Kamis, 18 Oktober 2012

Counting All the U.S. Government's Regulations

The Mercatus Center has launched a new web app, RegData:

The Mercatus Center at George Mason University is proud to announce the launch of a breakthrough database that provides a dramatically improved measure of the federal regulatory burden.

RegData is the first database to count the actual number of restrictions in the Code of Federal Regulations, as opposed to the former method of simply counting total pages. The interactive tool enables a far more focused view of the regulatory burden by measuring the growth of regulation by industry. While previous methods provided an idea of the growth of overall regulation, they told nothing about how those regulations affected specific sectors in the economy.

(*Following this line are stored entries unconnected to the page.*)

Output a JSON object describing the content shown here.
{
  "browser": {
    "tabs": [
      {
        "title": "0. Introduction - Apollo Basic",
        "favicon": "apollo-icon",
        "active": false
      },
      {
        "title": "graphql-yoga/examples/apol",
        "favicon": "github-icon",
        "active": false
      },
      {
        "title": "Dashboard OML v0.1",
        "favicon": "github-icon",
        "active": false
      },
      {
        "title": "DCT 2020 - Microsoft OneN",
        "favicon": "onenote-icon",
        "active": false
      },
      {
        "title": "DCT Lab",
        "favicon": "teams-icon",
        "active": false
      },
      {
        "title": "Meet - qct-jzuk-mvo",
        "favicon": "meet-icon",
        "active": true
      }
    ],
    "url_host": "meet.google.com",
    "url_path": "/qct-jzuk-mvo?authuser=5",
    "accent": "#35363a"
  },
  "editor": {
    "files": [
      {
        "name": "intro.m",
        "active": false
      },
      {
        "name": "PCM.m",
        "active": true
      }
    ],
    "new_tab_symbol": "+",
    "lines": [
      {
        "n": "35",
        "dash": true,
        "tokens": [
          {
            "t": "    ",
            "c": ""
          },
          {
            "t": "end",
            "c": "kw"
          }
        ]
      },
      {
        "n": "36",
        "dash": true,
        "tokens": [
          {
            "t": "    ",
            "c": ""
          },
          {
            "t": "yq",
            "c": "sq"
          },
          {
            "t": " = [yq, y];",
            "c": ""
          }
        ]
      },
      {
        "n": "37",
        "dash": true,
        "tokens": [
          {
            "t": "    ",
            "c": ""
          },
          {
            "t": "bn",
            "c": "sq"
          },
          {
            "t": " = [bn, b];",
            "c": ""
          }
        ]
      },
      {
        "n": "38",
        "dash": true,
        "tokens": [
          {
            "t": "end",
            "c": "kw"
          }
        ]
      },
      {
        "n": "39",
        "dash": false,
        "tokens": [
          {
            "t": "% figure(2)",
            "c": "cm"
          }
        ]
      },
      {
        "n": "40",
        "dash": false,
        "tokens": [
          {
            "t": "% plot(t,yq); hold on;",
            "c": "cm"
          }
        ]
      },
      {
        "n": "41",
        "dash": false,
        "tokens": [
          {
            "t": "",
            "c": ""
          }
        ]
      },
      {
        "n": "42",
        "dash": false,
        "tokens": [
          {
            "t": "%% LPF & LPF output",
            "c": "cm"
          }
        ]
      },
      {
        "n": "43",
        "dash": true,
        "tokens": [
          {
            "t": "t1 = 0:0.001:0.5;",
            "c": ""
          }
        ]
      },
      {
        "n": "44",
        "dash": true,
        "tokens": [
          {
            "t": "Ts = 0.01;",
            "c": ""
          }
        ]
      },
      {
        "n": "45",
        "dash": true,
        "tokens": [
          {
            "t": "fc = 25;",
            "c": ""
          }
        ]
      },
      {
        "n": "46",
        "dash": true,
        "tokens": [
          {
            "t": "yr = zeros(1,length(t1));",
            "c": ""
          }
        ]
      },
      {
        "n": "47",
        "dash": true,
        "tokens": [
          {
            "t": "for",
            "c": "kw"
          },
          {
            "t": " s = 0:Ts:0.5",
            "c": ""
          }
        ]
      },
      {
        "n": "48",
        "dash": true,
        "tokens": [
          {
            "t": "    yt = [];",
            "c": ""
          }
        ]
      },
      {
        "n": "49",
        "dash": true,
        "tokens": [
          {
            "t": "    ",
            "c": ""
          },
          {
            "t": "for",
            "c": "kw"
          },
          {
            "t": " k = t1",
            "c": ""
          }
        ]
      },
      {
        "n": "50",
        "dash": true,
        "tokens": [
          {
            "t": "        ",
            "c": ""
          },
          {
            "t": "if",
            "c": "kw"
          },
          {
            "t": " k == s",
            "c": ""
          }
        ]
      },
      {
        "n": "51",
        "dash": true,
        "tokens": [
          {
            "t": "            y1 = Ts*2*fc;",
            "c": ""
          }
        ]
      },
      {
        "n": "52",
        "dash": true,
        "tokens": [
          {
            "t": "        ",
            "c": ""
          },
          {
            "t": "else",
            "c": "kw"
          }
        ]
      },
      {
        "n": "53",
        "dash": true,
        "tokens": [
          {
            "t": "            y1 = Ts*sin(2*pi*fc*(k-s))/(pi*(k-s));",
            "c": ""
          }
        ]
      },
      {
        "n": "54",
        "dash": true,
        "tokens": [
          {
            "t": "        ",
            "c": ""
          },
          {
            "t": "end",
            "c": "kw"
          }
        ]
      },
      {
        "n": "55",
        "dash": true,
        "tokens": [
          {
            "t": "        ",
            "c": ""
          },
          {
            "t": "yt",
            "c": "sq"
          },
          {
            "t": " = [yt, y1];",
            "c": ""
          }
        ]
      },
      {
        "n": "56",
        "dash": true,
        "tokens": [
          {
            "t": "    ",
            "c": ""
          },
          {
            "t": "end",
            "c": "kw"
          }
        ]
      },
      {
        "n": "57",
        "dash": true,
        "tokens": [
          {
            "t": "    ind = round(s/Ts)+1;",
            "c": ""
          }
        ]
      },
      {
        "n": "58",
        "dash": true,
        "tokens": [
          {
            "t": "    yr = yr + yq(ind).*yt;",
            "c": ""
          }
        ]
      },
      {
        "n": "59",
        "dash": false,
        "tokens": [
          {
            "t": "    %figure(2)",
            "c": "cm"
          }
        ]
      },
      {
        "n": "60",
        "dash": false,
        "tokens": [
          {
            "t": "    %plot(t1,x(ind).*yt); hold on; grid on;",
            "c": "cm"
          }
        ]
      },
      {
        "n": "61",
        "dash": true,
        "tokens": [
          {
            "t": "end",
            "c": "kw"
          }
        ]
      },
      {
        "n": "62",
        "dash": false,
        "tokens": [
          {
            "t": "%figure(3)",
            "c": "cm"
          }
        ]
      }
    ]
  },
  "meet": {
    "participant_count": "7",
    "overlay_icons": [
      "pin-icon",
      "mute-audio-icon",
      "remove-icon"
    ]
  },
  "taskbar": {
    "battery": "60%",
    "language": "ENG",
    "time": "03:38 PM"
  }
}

Here are the results in looking at the growth in the total number of regulations since 1997:

Mercatus Center RegData: All Regulatory Restrictions, 1997-2010

In 1997, there were 834,949 instances of the words "may not", "must", "prohibited", "required" and "shall" in the Federal Register, which coincide with each single rule implemented by the U.S. federal government.

By 2010, that number had risen to 1,001,153, an increase of 16.6% in 13 years. Or if you prefer, an average rate of increase of 12,808 per year.

For the preceding 208 years, going back to 1789, the average rate of increase of regulations in the U.S. was just 4,013 per year.

The RegData database can also break down the data by industry or by type of regulation - the only real limitation we see is that it only covers data from 1997 onward. All in all, pretty cool!